Here I'll point out a view of the great divide in aging research from the other side. I have long argued that the most important divide in the field of aging research is between (a) the minority position of those who see aging as an evolved program, so that, for example, epigenetic changes occur that cause altered cellular behavior that in turn leads to an accumulation of damage, dysfunction, and death, and (b) the majority position of those who see aging as a matter of accumulated damage occurring as a side-effect of the normal operation of metabolism, and that damage results in epigenetic changes, dysfunction, and death. There is a horse and a cart, and some argument over which is which.
Researchers in fact know a great deal about the differences between old tissue and young tissue. They have a very good catalog of those differences. They also have a pretty good catalog of the dysfunctions in specific organs and tissues that accompany age-related disease. The middle ground between those two things, the enormously complex biochemical interactions spanning decades of time that produce aging, is much more of a blank spot on the map. Only tiny slices have been mapped, and it is this gap that allows the freedom to theorize over whether change produces damage or damage produces change.
Why is this important? Because whether you stand on one side or the other of this theoretical divide determines which approach to treating aging you should favor. Treatments for aging must aim at root causes to be effective. If change, such as epigenetic change leading to altered levels of proteins in cells, is the root cause of the damage of aging, then treatments should consist of restoring the right protein levels and epigenetic markers rather than addressing damage. But if damage is the root cause of aging then treatments should be repairing that damage. The potential rejuvenation therapies that are on the wrong side of the line will likely be ineffective in comparison to those on the right side of the line.
Obviously, given my support for the SENS approach to treating aging, I'm in the damage camp. I think that the evidence, such as the presence in old tissues of harmful cross-links that our biochemistry cannot break down, strongly supports the view that aging is caused by damage accumulation, and the observed epigenetic and protein level changes are reactions to that damage. Here, however, is a view from the other side, the programmed aging camp:
Aging is an accumulation of damage. If we want to return the body to a more youthful state, we're going to have to repair that damage. Or ... the body never forgets how to be young. Given the appropriate signaling environment, the body will restore itself to a youthful state. The future of medicine is the future of anti-aging medicine. I don't think anyone seriously disputes this. Infectious diseases are a minuscule problem compared to a century ago, and with hygiene, good public health practices, and responsible restraint in applying antibiotics, we may hope to avoid a return to the days when tuberculosis and syphilis were pandemic. We are fast learning to treat congenital disorders, and safe gene therapies are already being tested.

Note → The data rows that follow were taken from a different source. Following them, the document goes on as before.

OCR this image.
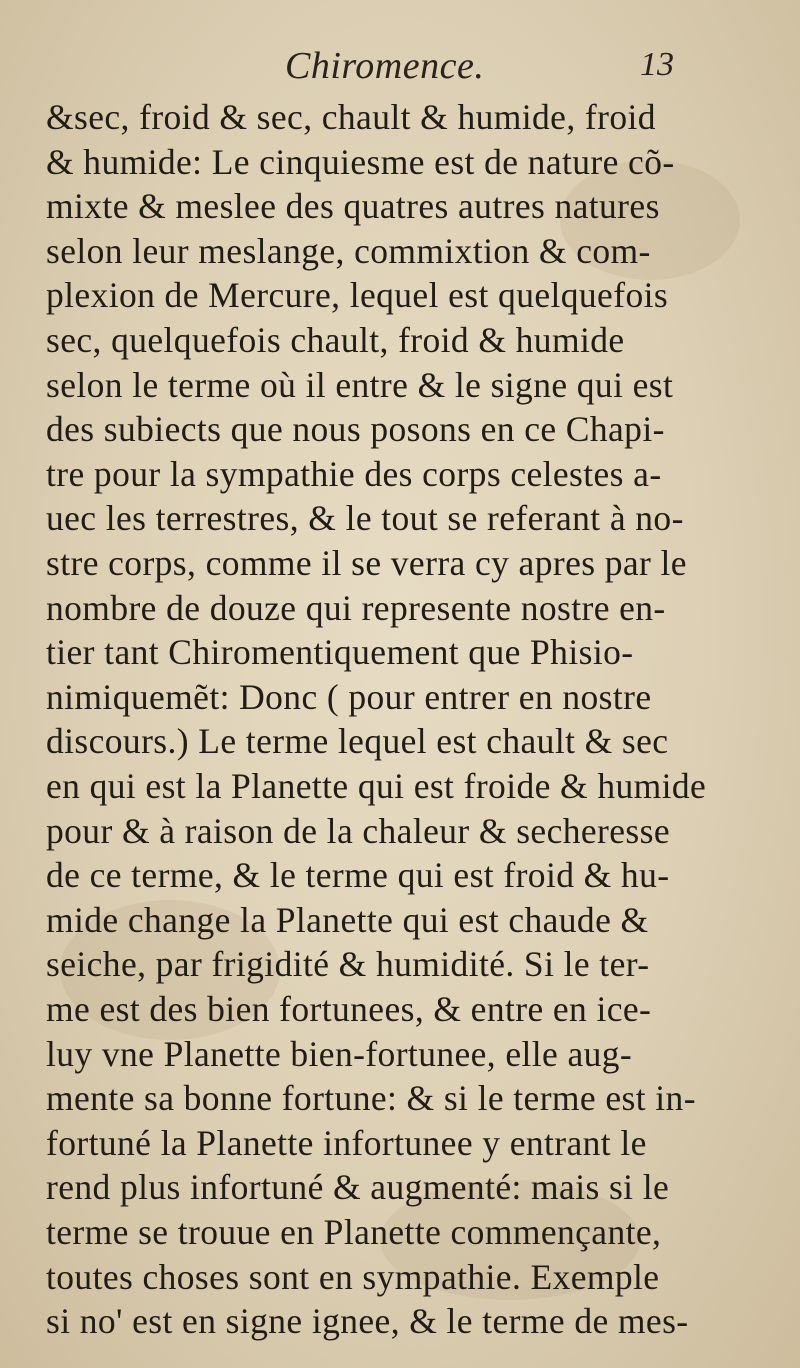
Chiromence.	13
&sec, froid & sec, chault & humide, froid
& humide: Le cinquiesme est de nature cõ-
mixte & meslee des quatres autres natures
selon leur meslange, commixtion & com-
plexion de Mercure, lequel est quelquefois
sec, quelquefois chault, froid & humide
selon le terme où il entre & le signe qui est
des subiects que nous posons en ce Chapi-
tre pour la sympathie des corps celestes a-
uec les terrestres, & le tout se referant à no-
stre corps, comme il se verra cy apres par le
nombre de douze qui represente nostre en-
tier tant Chiromentiquement que Phisio-
nimiquemẽt: Donc ( pour entrer en nostre
discours.) Le terme lequel est chault & sec
en qui est la Planette qui est froide & humide
pour & à raison de la chaleur & secheresse
de ce terme, & le terme qui est froid & hu-
mide change la Planette qui est chaude &
seiche, par frigidité & humidité. Si le ter-
me est des bien fortunees, & entre en ice-
luy vne Planette bien-fortunee, elle aug-
mente sa bonne fortune: & si le terme est in-
fortuné la Planette infortunee y entrant le
rend plus infortuné & augmenté: mais si le
terme se trouue en Planette commençante,
toutes choses sont en sympathie. Exemple
si no' est en signe ignee, & le terme de mes-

This leaves diseases of old age as the next frontier. To slow the progress of aging, there is no doubt that signaling approaches work in animals, and will work (probably with less efficacy) in humans. Caloric restriction (CR), exercise and other forms of hormesis are the best approaches we know at present. Pills (e.g. metformin) may offer some of the benefits of CR without the hunger, and an "exercise pill" has been proposed. The next step is to actually reverse aging, to restore the body to a more youthful state. Among those of us who advocate research in the technology of age reversal, there are two prevailing paradigms. I am with the school that says the same signaling approach can be extended to trick the body into thinking it is younger than it is, and the body will renew its cells and replace damaged biomolecules on cue. The other school says that once the toothpaste is out of the tube, it's not going back in. We will have to engineer prosthetics, use bioengineering and regenerative medicine to replace body parts that have worn out.
In the beginning, anti-aging medicine was thought to be fanciful, if not impossible. How could human engineering improve on processes that Nature has been perfecting for a billion years? Then a science of regenerative medicine began very slowly chipping away at that conventional wisdom, and a glimmer of hope pointed to promise of fixing the body directly with engineering, at least in the long run. But a funny thing happened along the way. There are indications in many areas that the body knows perfectly well how to rejuvenate itself, and we need only learn to speak the body's (biochemical) language in order to say, "Have at it!" A few people like me are pointing out that this contradicts everything we thought we knew about evolutionary biology, and that the "selfish gene" is in need of an overhaul. But bench scientists are choosing to sidestep this theoretical debate and simply to do the practical thing. They are pursuing a signaling approach because it works.
I would argue that the signaling approach is largely characterized by failure to obtain meaningful outcomes, and at great cost. Just look at the end result of sirtuin research; enough money expended to fully implement SENS rejuvenation programs in mice, and nothing to show for it but greater knowledge of a small slice of our biochemistry. Where there are successes in more recent years, these seem to result from activation of stem cells in old tissues - and restoring stem cell populations is on the SENS agenda - without any accompanying repair of other root cause damage. This will produce benefits, and fortunately it seems that putting damaged cells in damaged tissues back to work has far less of an effect on cancer risk than was feared, but this doesn't do anything to clear out issues such as amyloids, lipofuscin, and persistent cross-links.